A key advantage of structured function calling: the model can emit multiple tool calls in a single response. For example, when asked “What’s the weather in Paris and London?”, the model returns two tool calls simultaneously:

# The model may return multiple tool_calls in one response:
# msg.tool_calls = [
#     ToolCall(id="call_1", function=Function(name="get_weather", arguments='{"city":"Paris"}')),
#     ToolCall(id="call_2", function=Function(name="get_weather", arguments='{"city":"London"}')),
# ]
# Both are executed and their results returned before the next LLM call.

This reduces latency by eliminating sequential round-trips — the agent gets both results in one step instead of two.

Controlling Tool Selection

OpenAI’s tool_choice parameter controls when the model calls tools:

Value	Behavior	Use Case
`"auto"`	Model decides whether to call tools	Default — let the model reason
`"none"`	Model never calls tools	Force a text-only response
`"required"`	Model must call at least one tool	Ensure tool use on every step
`{"type": "function", "function": {"name": "..."}}`	Model must call a specific tool	Force a particular retrieval path

Anthropic Tool Use

Anthropic’s API uses a similar pattern with different message structures. Tools are defined with input_schema, and the model returns tool_use content blocks.

Defining Tools for Claude

import anthropic

client = anthropic.Anthropic()

tools = [
    {
        "name": "search_knowledge_base",
        "description": "Search the internal knowledge base for product documentation.",
        "input_schema": {
            "type": "object",
            "properties": {
                "query": {
                    "type": "string",
                    "description": "Natural language search query",
                },
            },
            "required": ["query"],
        },
    },
    {
        "name": "query_database",
        "description": "Execute a read-only SQL query against the analytics database.",
        "input_schema": {
            "type": "object",
            "properties": {
                "sql": {
                    "type": "string",
                    "description": "SQL SELECT query to execute",
                },
            },
            "required": ["sql"],
        },
    },
]

The Tool Use Loop

def run_anthropic_agent(query: str, tools: list, tool_functions: dict, max_steps: int = 8) -> str:
    """Agent loop using Anthropic's tool use API."""
    messages = [{"role": "user", "content": query}]

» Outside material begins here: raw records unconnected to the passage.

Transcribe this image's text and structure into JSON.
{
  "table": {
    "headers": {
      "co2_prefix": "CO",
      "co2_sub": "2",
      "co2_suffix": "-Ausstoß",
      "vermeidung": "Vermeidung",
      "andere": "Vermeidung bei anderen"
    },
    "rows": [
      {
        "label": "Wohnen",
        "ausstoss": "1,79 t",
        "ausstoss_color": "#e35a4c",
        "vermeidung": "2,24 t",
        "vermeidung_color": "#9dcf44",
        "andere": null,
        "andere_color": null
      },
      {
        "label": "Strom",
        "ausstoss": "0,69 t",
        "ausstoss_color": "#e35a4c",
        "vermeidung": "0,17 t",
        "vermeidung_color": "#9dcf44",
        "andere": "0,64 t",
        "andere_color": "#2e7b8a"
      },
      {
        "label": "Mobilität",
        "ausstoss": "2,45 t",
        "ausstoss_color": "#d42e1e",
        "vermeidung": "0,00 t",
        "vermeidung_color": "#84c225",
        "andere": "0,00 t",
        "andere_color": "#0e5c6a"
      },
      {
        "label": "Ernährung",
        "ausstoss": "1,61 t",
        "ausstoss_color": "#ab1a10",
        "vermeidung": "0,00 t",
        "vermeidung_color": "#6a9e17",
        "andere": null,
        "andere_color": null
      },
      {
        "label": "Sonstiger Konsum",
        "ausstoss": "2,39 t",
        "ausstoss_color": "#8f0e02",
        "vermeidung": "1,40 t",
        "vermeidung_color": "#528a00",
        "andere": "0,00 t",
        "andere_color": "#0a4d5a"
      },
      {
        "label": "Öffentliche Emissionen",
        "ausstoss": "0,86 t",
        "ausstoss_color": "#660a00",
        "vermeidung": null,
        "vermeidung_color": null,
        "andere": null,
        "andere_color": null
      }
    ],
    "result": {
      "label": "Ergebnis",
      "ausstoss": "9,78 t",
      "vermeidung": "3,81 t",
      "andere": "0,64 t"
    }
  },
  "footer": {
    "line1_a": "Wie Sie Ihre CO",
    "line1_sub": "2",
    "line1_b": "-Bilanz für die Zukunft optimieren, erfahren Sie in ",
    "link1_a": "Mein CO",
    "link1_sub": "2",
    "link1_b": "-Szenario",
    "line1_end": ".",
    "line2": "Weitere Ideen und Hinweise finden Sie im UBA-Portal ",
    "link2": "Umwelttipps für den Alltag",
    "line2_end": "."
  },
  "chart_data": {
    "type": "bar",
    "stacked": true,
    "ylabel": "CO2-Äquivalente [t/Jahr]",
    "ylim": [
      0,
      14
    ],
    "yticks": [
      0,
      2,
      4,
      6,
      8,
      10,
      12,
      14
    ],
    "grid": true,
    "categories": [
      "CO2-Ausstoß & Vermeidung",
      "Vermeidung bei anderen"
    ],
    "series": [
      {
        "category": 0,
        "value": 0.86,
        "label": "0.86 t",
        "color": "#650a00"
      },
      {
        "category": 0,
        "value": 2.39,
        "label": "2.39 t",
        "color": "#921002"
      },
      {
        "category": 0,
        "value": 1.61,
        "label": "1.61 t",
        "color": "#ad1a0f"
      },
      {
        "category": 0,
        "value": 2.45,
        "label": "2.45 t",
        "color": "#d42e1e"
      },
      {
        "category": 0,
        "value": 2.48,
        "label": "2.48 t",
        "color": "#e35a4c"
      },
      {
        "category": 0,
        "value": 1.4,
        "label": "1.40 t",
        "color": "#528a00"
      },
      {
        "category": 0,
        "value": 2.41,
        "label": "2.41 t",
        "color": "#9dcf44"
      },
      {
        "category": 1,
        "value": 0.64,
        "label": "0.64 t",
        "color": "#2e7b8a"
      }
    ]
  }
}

    for step in range(max_steps):
        response = client.messages.create(
            model="claude-sonnet-4-20250514",
            max_tokens=1024,
            tools=tools,
            messages=messages,
        )

        # Check if the model wants to use tools
        if response.stop_reason == "end_turn":
            # Extract text content from the response
            for block in response.content:
                if block.type == "text":
                    return block.text
            return ""

        # Process tool use blocks
        assistant_content = response.content
        messages.append({"role": "assistant", "content": assistant_content})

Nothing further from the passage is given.